- Location of Heard Island and McDonald Islands on the globe
- Interactive map of Allison Glacier (Heard Island)
- Type: ice stream
- Location: Heard Island Territory of Heard Island and McDonald Islands Australia
- Coordinates: 53°04′S 73°24′E﻿ / ﻿53.067°S 73.400°E
- Thickness: approximately 55 meters
- Terminus: immediately south of Cape Gazert
- Status: Retreating

= Allison Glacier (Heard Island) =

Glacier on Heard Island, Indian Ocean

Allison Glacier is an ice stream on the west side of Heard Island in the southern Indian Ocean. Allison Glacier flows from Big Ben massif down to the sea to the south of Cape Gazert.
To the north of Allison Glacier is Vahsel Glacier, whose terminus is at South West Bay, between Erratic Point and Cape Gazert. Immediately to the north of Vahsel Glacier is Schmidt Glacier, whose terminus is located between Mount Drygalski and North West Cornice.
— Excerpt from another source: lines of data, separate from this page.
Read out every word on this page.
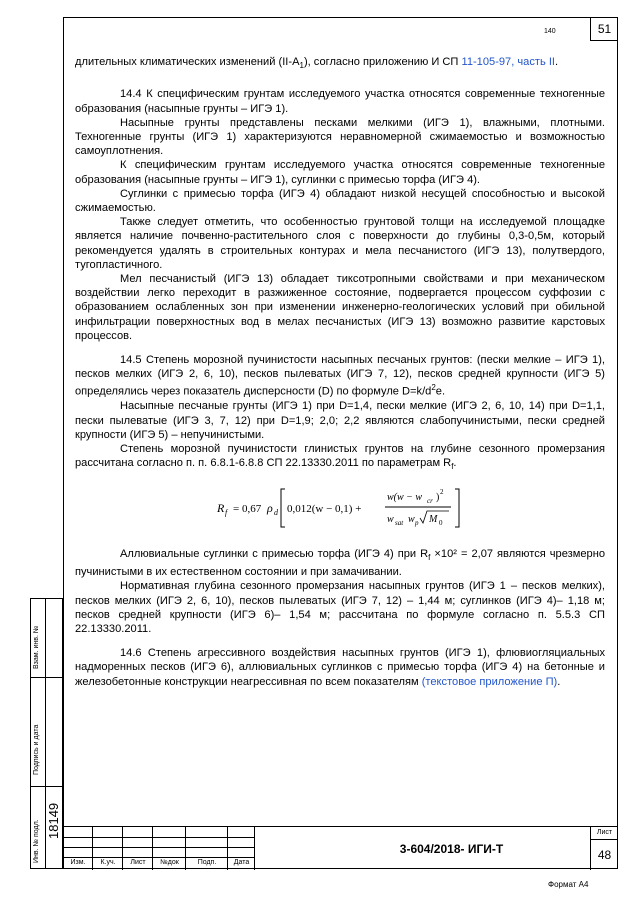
140	51

длительных климатических изменений $(II-А_1)$, согласно приложению И СП 11-105-97, часть II.

14.4 К специфическим грунтам исследуемого участка относятся современные техногенные образования (насыпные грунты – ИГЭ 1).

Насыпные грунты представлены песками мелкими (ИГЭ 1), влажными, плотными. Техногенные грунты (ИГЭ 1) характеризуются неравномерной сжимаемостью и возможностью самоуплотнения.

К специфическим грунтам исследуемого участка относятся современные техногенные образования (насыпные грунты – ИГЭ 1), суглинки с примесью торфа (ИГЭ 4).

Суглинки с примесью торфа (ИГЭ 4) обладают низкой несущей способностью и высокой сжимаемостью.

Также следует отметить, что особенностью грунтовой толщи на исследуемой площадке является наличие почвенно-растительного слоя с поверхности до глубины 0,3-0,5м, который рекомендуется удалять в строительных контурах и мела песчанистого (ИГЭ 13), полутвердого, тугопластичного.

Мел песчанистый (ИГЭ 13) обладает тиксотропными свойствами и при механическом воздействии легко переходит в разжиженное состояние, подвергается процессом суффозии с образованием ослабленных зон при изменении инженерно-геологических условий при обильной инфильтрации поверхностных вод в мелах песчанистых (ИГЭ 13) возможно развитие карстовых процессов.

14.5 Степень морозной пучинистости насыпных песчаных грунтов: (пески мелкие – ИГЭ 1), песков мелких (ИГЭ 2, 6, 10), песков пылеватых (ИГЭ 7, 12), песков средней крупности (ИГЭ 5) определялись через показатель дисперсности (D) по формуле $D=k/d^2e$.

Насыпные песчаные грунты (ИГЭ 1) при D=1,4, пески мелкие (ИГЭ 2, 6, 10, 14) при D=1,1, пески пылеватые (ИГЭ 3, 7, 12) при D=1,9; 2,0; 2,2 являются слабопучинистыми, пески средней крупности (ИГЭ 5) – непучинистыми.

Степень морозной пучинистости глинистых грунтов на глубине сезонного промерзания рассчитана согласно п. п. 6.8.1-6.8.8 СП 22.13330.2011 по параметрам $R_f$.

R f = 0,67 ρ d 0,012(w − 0,1) +
w(w − w cr ) 2
w sat w p M 0

Аллювиальные суглинки с примесью торфа (ИГЭ 4) при $R_f \times 10^2 = 2,07$ являются чрезмерно пучинистыми в их естественном состоянии и при замачивании.

Нормативная глубина сезонного промерзания насыпных грунтов (ИГЭ 1 – песков мелких), песков мелких (ИГЭ 2, 6, 10), песков пылеватых (ИГЭ 7, 12) – 1,44 м; суглинков (ИГЭ 4)– 1,18 м; песков средней крупности (ИГЭ 6)– 1,54 м; рассчитана по формуле согласно п. 5.5.3 СП 22.13330.2011.

14.6 Степень агрессивного воздействия насыпных грунтов (ИГЭ 1), флювиогляциальных надморенных песков (ИГЭ 6), аллювиальных суглинков с примесью торфа (ИГЭ 4) на бетонные и железобетонные конструкции неагрессивная по всем показателям (текстовое приложение П).

Взам. инв. №
Подпись и дата
Инв. № подл. 18149
Изм.	К.уч.	Лист	№док	Подп.	Дата
3-604/2018- ИГИ-Т
Лист
48
Формат А4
To the south of Allison Glacier is Abbotsmith Glacier, while Cape Gazert is immediately west.

==Discovery and naming==
Allison Glacier was named after Ian Allison, an Australian glaciologist who carried out glaciological research in this area in 1971 for the Australian Antarctic Division during the French-Australian Antarctic Expedition.